ECLI:NL:CBB:2001:AB1543

College van Beroep voor het bedrijfsleven

Datum uitspraak
8 mei 2001
Publicatiedatum
4 april 2013
Zaaknummer
AWB 01/312
Instantie
College van Beroep voor het bedrijfsleven
Type
Uitspraak
Rechtsgebied
Bestuursrecht
Procedures
  • Voorlopige voorziening
Rechters
Vindplaatsen
  • Rechtspraak.nl
AI samenvatting door LexboostAutomatisch gegenereerd

Afwijzing verzoek om voorlopige voorziening inzake ruiming van dieren op bedrijf

In deze zaak heeft de president van het College van Beroep voor het bedrijfsleven op 8 mei 2001 uitspraak gedaan op een verzoek om voorlopige voorziening van verzoeker A, die zich verzet tegen de ruiming van zijn evenhoevige dieren. Dit besluit volgde op een eerdere aankondiging van de Directeur van de Rijksdienst voor de Keuring van vee en vlees, waarin werd aangegeven dat de dieren op verzoekers bedrijf geruimd zouden worden. Verzoeker had eerder, op 21 en 22 april 2001, al een verzoek om voorlopige voorziening ingediend, dat door de president was afgewezen.
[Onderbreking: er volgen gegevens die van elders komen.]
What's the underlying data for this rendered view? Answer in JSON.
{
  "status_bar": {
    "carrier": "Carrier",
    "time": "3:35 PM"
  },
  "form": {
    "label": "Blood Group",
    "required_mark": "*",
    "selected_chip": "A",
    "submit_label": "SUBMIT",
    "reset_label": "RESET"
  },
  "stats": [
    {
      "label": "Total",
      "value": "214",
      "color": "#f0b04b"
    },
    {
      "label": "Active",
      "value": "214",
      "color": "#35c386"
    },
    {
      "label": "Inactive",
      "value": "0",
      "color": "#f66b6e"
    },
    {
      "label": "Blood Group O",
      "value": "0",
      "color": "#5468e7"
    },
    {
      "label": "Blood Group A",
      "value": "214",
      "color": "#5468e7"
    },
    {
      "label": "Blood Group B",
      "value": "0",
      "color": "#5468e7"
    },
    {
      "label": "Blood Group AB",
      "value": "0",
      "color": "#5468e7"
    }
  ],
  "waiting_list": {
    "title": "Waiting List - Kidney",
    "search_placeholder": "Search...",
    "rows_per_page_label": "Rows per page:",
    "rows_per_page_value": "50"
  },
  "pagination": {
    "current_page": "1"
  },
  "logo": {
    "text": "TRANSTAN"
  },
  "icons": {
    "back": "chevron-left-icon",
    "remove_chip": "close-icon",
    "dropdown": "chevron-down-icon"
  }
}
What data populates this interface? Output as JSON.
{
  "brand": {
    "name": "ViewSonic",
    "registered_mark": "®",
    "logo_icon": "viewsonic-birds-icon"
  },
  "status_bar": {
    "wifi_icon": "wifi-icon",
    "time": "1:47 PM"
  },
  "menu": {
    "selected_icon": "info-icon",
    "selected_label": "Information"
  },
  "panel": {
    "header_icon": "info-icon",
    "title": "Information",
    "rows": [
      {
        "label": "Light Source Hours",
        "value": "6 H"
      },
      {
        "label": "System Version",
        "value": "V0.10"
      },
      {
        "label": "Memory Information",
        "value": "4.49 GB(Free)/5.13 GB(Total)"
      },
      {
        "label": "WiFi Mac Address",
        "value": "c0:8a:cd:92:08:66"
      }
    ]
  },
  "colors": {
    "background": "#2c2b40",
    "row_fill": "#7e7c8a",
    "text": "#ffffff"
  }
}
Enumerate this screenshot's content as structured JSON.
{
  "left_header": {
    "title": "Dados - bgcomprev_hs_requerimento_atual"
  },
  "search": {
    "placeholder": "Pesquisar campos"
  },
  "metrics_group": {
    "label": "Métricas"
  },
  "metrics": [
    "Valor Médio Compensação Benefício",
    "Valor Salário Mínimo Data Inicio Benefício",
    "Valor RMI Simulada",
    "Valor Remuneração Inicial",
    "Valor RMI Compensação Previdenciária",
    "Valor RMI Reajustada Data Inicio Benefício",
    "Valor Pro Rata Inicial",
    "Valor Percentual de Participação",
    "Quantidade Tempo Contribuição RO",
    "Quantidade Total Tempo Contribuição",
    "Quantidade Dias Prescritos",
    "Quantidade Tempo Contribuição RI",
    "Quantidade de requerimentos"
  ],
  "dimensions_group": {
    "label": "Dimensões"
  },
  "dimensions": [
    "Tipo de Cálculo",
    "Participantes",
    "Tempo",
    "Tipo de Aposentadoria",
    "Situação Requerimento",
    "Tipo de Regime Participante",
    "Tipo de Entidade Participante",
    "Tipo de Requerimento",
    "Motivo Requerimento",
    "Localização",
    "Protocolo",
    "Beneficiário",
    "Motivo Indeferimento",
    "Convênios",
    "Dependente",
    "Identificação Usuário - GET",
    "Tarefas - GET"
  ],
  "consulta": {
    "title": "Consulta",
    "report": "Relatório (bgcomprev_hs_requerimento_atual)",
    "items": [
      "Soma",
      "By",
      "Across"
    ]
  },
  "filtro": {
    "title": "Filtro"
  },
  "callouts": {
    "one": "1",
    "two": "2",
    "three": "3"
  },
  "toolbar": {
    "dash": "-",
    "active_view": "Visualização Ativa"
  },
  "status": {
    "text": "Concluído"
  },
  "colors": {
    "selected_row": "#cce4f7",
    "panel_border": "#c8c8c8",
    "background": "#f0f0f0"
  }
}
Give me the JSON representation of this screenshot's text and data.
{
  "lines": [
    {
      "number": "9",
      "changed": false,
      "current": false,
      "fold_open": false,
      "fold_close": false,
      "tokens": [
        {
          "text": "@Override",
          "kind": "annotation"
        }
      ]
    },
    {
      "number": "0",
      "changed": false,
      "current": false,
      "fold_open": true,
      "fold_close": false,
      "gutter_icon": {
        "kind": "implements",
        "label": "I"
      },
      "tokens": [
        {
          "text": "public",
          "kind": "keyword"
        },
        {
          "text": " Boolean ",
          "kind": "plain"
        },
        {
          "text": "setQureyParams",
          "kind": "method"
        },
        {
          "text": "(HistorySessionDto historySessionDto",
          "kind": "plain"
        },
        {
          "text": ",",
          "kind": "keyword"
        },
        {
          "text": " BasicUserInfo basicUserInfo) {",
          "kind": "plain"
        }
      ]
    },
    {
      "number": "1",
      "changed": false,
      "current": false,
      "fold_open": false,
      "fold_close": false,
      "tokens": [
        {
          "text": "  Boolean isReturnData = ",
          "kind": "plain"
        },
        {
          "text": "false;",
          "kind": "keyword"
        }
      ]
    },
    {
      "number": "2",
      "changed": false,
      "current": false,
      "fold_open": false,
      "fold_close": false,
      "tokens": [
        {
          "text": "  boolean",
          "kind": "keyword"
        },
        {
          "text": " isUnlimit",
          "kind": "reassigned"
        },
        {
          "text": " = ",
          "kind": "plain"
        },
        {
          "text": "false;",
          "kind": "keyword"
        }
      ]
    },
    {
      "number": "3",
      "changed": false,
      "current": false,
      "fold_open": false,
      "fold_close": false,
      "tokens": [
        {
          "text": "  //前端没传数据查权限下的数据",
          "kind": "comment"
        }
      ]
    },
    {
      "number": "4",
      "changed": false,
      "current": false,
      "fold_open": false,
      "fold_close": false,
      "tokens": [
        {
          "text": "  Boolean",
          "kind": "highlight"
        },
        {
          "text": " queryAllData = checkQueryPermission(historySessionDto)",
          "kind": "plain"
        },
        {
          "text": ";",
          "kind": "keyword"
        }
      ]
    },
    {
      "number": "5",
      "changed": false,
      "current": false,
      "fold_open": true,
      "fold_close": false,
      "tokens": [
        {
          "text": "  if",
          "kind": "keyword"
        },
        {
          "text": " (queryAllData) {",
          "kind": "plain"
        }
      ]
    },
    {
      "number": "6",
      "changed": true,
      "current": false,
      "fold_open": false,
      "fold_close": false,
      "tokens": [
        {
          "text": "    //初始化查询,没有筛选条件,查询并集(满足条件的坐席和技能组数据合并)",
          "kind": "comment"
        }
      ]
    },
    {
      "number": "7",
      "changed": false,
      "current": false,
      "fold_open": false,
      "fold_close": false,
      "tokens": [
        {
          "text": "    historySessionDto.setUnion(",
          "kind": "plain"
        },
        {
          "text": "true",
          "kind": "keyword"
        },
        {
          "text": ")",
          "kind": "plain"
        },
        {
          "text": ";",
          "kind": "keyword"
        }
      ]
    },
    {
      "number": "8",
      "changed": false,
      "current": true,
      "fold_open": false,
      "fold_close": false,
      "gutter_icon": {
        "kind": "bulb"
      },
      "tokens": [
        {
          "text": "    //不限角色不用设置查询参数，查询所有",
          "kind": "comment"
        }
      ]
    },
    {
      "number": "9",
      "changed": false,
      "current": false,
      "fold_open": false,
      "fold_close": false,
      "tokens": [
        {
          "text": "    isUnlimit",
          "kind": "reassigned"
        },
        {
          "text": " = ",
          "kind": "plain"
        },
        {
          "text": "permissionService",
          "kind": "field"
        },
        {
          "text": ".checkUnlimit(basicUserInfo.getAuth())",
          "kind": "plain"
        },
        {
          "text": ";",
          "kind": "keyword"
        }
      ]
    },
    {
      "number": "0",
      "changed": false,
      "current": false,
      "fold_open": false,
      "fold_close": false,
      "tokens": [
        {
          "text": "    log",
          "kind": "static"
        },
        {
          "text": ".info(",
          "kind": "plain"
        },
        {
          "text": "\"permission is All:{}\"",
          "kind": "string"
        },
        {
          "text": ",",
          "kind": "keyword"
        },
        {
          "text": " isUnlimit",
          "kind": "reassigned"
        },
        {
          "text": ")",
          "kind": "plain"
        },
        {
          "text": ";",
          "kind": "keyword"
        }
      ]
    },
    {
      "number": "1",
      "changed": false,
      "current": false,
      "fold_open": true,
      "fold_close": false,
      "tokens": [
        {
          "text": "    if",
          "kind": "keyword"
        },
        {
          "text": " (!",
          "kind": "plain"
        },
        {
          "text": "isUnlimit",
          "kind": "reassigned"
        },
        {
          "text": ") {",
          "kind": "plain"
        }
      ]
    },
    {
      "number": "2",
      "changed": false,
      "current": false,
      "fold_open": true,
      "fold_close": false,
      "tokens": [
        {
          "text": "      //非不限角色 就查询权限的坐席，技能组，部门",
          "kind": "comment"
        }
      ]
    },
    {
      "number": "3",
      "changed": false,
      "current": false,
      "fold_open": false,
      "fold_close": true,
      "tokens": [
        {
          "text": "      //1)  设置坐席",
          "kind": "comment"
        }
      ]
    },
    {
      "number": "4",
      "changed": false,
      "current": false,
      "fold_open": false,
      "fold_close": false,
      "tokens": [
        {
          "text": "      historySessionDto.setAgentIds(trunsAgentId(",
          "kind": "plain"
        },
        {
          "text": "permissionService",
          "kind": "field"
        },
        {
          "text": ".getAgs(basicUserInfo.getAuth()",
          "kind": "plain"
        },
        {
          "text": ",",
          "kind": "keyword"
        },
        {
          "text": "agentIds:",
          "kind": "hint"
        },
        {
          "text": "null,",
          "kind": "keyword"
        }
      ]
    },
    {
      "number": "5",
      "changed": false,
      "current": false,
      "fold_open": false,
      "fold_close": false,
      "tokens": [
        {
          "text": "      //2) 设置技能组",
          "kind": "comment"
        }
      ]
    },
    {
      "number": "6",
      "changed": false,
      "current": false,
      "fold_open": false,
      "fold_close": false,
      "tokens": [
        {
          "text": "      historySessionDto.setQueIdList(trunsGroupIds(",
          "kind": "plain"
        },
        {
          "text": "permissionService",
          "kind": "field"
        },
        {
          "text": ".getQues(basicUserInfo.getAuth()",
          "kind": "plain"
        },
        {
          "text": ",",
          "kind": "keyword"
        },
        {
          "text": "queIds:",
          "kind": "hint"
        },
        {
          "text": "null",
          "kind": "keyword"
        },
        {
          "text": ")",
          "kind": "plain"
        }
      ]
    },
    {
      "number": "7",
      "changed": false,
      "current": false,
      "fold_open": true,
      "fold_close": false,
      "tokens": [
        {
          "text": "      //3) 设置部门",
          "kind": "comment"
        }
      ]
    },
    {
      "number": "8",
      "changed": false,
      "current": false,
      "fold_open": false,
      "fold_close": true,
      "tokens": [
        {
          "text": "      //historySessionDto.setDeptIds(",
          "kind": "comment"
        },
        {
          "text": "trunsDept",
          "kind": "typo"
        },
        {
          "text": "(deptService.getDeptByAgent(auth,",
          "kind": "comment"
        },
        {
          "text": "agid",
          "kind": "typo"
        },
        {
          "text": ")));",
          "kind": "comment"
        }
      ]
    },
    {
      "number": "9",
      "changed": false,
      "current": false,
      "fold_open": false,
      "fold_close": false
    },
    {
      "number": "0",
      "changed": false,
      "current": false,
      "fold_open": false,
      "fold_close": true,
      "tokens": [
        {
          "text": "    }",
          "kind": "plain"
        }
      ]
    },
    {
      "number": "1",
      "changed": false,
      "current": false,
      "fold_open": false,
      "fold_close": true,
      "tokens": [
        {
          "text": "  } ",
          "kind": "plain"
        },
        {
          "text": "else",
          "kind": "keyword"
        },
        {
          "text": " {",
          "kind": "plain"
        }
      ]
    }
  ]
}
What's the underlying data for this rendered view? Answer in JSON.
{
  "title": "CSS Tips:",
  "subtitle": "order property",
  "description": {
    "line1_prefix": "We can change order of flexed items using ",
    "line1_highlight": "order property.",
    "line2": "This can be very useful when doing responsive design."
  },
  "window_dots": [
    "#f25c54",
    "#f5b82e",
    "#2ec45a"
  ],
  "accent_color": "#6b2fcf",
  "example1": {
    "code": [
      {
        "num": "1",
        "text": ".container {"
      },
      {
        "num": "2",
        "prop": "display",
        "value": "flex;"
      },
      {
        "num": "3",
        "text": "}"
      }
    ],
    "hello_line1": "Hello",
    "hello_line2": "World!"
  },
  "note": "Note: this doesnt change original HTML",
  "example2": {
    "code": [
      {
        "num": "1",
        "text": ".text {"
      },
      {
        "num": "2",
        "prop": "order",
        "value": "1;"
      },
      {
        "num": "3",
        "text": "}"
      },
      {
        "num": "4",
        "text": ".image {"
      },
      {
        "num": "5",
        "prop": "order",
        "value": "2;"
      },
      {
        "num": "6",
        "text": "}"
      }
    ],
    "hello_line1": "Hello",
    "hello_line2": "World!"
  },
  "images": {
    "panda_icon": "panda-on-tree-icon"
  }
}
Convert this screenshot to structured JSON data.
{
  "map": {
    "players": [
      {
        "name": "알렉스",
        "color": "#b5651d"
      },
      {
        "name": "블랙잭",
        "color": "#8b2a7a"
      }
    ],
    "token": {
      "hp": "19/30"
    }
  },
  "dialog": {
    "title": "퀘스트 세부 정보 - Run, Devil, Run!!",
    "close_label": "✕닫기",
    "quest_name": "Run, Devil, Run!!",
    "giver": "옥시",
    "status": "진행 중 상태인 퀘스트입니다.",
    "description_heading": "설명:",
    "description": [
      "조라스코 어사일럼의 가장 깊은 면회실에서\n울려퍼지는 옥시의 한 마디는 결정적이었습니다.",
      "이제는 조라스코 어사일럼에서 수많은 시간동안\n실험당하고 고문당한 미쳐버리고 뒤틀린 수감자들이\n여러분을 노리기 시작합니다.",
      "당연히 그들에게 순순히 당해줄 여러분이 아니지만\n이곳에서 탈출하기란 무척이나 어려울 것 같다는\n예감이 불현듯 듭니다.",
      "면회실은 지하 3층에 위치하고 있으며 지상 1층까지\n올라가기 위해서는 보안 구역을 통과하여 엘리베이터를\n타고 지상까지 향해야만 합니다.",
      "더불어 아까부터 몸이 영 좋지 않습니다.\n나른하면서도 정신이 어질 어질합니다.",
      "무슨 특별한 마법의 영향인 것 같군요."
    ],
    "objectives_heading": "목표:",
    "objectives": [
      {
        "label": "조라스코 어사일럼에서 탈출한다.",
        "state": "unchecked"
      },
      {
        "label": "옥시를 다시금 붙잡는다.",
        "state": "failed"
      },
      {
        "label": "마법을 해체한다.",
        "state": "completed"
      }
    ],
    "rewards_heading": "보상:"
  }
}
In zijn beoordeling van het nieuwe verzoek op 23 april 2001, concludeerde de president dat er geen nieuwe feiten of omstandigheden waren die een andere beslissing rechtvaardigden. De president herhaalde dat het primaire bedrijf in X op goede gronden besmet was verklaard en dat de veterinaire risico's die door verweerder waren uiteengezet, niet overtuigend waren weersproken door verzoeker. De president oordeelde dat het beleid om alle bedrijven binnen een zone van 2 kilometer als verdachte aan te merken en te ruimen, gerechtvaardigd was.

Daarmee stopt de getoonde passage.